Mais l’action de Netanyahu n’a pas réussi à déstabiliser le gouvernement. Sharon est bien décidé à aller de l’avant contre vents et marées. Le désengagement s’effectuera la semaine prochaine.

Israël aimerait coordonner son retrait de Gaza avec l’Autorité palestinienne du nouveau président Mahmoud Abbas (Abou Mazen). Plusieurs rencontres entre responsables israéliens et palestiniens ont eu lieu. On essaye de prendre toutes les dispositions afin que ces territoires soient contrôlés par l’Autorité palestinienne. Mais c’est sans compter avec les organisations terroristes - le Djihad islamique et le Hamas. Elles ont juré de continuer leurs attaques, avant, pendant et après le désengagement. Israël ne l’admettra pas. L’Autorité palestinienne pourra-t-elle les arrêter ? C’est là la question clé du désengagement. S’il s’effectue dans l’ordre et la tranquillité et qu’ensuite nous voyons un vrai cessez-le-feu, il pourrait alors se créer une situation nouvelle. Les perspectives d’un renouveau du dialogue politique entre Israéliens et Palestiniens se concrétiseraient.

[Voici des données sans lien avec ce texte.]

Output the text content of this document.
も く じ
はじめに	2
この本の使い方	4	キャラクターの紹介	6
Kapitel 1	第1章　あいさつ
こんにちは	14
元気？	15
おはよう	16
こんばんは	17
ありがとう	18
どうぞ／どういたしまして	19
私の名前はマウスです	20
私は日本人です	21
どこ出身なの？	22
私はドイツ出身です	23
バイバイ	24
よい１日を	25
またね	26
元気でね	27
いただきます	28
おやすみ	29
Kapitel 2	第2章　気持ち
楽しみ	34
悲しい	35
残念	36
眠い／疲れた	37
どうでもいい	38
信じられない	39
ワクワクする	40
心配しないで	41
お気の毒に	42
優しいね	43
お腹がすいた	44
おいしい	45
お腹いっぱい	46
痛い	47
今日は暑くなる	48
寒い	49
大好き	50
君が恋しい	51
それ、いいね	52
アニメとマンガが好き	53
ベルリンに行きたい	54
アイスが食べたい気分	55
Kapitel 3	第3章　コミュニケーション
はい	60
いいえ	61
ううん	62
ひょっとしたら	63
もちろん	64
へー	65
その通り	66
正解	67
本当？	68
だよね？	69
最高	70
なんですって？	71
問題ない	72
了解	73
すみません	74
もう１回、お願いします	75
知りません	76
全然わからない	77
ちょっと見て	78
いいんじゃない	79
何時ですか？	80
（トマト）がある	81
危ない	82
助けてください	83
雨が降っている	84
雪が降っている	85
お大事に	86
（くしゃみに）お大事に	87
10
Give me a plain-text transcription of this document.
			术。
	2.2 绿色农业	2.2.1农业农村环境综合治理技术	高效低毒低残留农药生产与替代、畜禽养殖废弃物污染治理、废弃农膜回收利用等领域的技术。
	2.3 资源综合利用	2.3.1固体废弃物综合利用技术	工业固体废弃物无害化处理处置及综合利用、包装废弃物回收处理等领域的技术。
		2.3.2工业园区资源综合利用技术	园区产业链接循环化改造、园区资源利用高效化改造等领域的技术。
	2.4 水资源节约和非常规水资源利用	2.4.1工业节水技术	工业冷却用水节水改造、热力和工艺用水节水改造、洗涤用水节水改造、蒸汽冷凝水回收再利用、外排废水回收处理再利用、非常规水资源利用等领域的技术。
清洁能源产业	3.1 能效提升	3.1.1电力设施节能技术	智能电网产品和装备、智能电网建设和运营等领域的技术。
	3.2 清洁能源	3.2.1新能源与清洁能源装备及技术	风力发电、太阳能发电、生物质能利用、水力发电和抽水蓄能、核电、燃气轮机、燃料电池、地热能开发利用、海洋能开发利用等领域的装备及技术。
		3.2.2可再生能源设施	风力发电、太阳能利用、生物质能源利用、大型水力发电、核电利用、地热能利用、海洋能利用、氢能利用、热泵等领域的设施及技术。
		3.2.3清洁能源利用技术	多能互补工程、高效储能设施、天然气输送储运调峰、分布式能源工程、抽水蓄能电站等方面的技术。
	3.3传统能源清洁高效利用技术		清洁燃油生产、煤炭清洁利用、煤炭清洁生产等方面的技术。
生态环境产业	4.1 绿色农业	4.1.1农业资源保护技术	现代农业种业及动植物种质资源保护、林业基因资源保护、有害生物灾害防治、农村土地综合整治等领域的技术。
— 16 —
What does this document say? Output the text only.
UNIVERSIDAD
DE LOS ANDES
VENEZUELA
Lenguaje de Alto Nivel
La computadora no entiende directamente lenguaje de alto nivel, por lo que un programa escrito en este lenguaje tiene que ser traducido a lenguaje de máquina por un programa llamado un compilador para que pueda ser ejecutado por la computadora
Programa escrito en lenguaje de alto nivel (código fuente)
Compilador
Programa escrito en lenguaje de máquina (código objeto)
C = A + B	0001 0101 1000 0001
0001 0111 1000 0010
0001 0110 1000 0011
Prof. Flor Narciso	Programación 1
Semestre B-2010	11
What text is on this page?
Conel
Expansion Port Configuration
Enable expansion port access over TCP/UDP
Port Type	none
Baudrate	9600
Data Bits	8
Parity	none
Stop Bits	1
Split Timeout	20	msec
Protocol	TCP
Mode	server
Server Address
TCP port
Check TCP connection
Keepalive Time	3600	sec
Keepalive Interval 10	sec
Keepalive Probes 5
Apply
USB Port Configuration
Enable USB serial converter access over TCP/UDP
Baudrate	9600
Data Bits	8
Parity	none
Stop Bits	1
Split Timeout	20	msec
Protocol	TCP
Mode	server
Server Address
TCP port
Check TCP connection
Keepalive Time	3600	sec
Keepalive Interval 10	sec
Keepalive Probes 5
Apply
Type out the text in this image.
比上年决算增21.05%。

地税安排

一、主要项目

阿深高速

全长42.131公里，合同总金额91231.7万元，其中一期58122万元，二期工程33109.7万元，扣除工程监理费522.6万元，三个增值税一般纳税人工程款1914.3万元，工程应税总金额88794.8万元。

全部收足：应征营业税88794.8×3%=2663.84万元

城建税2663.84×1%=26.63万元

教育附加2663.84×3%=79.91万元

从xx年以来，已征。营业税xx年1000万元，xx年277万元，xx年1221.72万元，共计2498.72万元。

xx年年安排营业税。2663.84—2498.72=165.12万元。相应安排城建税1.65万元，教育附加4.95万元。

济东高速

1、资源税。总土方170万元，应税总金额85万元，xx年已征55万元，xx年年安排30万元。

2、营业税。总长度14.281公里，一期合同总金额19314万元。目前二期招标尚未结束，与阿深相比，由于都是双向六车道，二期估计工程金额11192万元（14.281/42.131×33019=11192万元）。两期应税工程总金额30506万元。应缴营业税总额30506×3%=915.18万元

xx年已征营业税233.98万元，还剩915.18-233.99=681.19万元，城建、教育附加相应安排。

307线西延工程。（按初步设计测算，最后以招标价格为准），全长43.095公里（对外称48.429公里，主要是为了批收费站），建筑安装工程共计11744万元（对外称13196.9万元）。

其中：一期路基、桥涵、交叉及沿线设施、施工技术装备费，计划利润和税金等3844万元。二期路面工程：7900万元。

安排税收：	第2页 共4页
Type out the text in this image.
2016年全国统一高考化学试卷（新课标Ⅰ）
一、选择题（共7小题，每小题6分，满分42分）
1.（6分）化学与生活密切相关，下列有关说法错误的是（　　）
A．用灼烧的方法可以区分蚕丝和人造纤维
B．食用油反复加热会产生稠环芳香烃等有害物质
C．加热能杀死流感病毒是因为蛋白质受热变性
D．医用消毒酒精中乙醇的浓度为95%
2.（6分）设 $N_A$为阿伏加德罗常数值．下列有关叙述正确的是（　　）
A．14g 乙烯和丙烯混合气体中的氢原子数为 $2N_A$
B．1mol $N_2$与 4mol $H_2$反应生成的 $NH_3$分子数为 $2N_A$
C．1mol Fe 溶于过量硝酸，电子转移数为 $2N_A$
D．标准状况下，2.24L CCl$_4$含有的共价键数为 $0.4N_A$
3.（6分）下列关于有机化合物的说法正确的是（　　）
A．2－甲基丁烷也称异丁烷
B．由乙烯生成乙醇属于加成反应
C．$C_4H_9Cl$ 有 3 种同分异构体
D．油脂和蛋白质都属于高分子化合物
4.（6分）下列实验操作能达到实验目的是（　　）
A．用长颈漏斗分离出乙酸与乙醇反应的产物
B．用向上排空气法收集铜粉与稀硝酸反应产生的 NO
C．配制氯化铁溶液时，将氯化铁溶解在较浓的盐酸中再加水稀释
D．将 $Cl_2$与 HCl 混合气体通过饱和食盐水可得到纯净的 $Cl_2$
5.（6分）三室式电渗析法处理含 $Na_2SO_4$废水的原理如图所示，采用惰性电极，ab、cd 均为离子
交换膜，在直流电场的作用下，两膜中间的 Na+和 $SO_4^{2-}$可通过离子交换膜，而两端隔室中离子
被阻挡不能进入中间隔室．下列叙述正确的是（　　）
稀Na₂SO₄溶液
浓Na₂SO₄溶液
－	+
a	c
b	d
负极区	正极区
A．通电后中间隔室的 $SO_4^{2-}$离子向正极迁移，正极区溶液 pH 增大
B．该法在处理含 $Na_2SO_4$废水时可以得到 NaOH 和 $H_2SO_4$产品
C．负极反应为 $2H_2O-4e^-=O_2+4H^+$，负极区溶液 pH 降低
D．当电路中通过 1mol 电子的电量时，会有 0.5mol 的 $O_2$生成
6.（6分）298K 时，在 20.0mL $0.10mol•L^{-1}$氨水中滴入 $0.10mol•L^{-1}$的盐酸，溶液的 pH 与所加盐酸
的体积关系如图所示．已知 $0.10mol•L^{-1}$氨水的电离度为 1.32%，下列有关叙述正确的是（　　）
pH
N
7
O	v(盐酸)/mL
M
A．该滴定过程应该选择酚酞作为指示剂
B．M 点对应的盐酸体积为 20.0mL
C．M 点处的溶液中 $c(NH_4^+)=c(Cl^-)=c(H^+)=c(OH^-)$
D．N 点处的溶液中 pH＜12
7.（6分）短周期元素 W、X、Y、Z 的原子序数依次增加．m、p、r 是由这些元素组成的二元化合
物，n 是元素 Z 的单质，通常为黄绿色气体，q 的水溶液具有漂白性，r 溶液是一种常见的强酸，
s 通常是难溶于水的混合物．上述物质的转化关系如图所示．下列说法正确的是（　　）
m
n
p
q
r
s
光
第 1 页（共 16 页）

Mais pour cela, il faudrait qu’Abou Mazen passe des déclarations à l’action. Lors du sommet de Charm el-Cheikh en début d’année, il s’était engagé solennellement à mettre fin aux agissements des organisations terroristes. Jusqu’à présent, très peu a été fait. Le futur d’un renouveau du processus de paix dépend maintenant de la question de savoir si l’Autorité palestinienne est prête à démontrer une détermination à contenir ces organisations, aussi forte que celle qu’Israël démontre, en allant de l’avant avec son plan de désengagement. Tous ceux qui, comme nous, espèrent voir une aube nouvelle se lever sur le Moyen-Orient, attendent impatiemment de voir la réponse palestinienne au geste d’ouverture d’Israël.